Edit: Just noticed Win95 was nearly 15 years ago.. God I feel old, lol.
 
You guys are showing your age!

i don't mind one bit tbh, it was for me atleast, the golden age of household desktop computing. It's an era of computing that very few of the new aged entrants will ever see or have heard stories about, where as i lived through it and am proud to have been able to see computers grow from what they were into what they are today. I think that people who have seen technological changes also grow a certain respect for what they have that people who have just started their own builds don't have. Nowadays anyone can buy a performance PC as their first build straight out of the box, but back in the day when the tech was still so simple and easy to understand, you kind of felt privellaged to be one of the few to own a 586 or an early pentium processor cnsidering how much they cost and how they performed then in relation to nowadays.
 
Last edited:
i don't mind one bit tbh, it was for me atleast, the golden age of household desktop computing. It's an era of computing that very few of the new aged entrants will ever see or have heard stories about, where as i lived through it and am proud to have been able to see computers grow into what they are today.

Indeed, but I shall live through this and will be able to see computers grow into what they will be 20 years from now, while you shall join the ranks of the silver surfers! :p

Actually no, Skynet will have taken over long before then. Sucks. :eek:
 
80MB in a RISC 3010, it didn't even have a HDD for 2 years!

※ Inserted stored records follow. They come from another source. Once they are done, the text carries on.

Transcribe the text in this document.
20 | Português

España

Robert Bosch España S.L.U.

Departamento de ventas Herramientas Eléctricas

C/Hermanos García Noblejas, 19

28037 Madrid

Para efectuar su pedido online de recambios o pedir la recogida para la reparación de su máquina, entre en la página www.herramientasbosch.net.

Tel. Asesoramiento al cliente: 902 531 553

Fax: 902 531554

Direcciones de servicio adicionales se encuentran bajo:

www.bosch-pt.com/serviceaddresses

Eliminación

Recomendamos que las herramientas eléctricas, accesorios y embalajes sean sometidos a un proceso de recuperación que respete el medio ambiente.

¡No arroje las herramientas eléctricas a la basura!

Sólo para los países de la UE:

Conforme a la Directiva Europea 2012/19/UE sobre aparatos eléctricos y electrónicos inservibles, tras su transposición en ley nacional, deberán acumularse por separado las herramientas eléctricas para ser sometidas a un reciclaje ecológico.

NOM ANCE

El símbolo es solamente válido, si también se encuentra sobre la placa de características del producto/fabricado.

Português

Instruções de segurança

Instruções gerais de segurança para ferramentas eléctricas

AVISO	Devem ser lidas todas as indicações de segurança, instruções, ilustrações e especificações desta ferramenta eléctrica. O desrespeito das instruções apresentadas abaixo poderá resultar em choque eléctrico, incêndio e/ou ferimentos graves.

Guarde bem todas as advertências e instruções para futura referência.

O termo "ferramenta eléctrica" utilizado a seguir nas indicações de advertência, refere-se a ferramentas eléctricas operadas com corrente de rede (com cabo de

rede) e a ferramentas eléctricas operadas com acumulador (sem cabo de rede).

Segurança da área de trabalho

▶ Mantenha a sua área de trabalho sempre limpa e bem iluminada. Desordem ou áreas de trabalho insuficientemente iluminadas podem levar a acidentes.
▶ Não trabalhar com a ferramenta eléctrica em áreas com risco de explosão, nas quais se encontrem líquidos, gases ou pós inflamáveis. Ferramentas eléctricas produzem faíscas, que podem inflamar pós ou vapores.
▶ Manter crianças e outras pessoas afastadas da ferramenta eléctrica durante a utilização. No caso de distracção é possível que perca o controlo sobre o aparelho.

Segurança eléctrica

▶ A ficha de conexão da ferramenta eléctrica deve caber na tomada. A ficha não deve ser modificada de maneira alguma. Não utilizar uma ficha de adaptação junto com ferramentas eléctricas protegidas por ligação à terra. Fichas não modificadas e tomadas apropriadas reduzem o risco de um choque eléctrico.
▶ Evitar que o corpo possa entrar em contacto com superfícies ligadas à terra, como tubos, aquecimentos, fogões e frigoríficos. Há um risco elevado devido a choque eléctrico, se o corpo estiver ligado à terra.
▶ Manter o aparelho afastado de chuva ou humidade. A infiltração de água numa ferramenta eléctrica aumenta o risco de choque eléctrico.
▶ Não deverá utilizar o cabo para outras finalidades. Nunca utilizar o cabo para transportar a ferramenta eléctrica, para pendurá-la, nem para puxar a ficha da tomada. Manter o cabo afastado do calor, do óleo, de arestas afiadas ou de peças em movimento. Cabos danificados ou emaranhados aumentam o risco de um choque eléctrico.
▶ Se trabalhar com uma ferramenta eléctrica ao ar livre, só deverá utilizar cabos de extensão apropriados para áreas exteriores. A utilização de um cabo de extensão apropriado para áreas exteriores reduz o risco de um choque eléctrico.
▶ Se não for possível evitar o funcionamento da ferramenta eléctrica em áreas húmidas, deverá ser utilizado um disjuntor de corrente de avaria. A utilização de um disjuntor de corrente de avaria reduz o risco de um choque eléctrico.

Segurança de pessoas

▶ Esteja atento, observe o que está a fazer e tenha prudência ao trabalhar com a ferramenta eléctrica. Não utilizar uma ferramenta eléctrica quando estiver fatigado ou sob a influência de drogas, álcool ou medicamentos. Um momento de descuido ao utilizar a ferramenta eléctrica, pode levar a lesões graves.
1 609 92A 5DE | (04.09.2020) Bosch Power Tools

First one I bought myself was 120GB and it's still going strong (cost me £130 too!)
 
3gb or 3.3gb I think in an old IBM machine.

I had a VGA something pc as well, with windows 3.1 I think it was. But I was about 8 using that, so...
 
i would'nt say un-exciting. It's more competative and to an extent confusing now than it used to be, certainly a lot more colorful. Before overclocking systems became the in thing, back then a 486 was a 486 no matter what anyone could say or do, EDO memory was still only EDO memory and hard drives, well, hard drives were hard drives they were just there to store things like the OS on, none of this SSD that and 175/100MB read/write etc... like we have now.
 
i would'nt say un-exciting. It's more competative and to an extent confusing now than it used to be, certainly a lot more colorful. Before overclocking systems became the in thing, back then a 486 was a 486 no matter what anyone could say or do, EDO memory was still only EDO memory and hard drives, well, hard drives were hard drives they were just there to store things like the OS on, none of this SSD that and 175/100MB read/write etc... like we have now.

I can't find the article, but I read somewhere a few months ago something about a revolutionary new type of storage device they were working on back in the 70s or 80s. It was organic storage somehow, and they were using lasers to read and write from it. About the size of a small room, of course, but they reckoned it could store up to a gb of data. I can't remember why they never made anything of it, but anyway, allsorts of newfangled hard drives have been around for a while!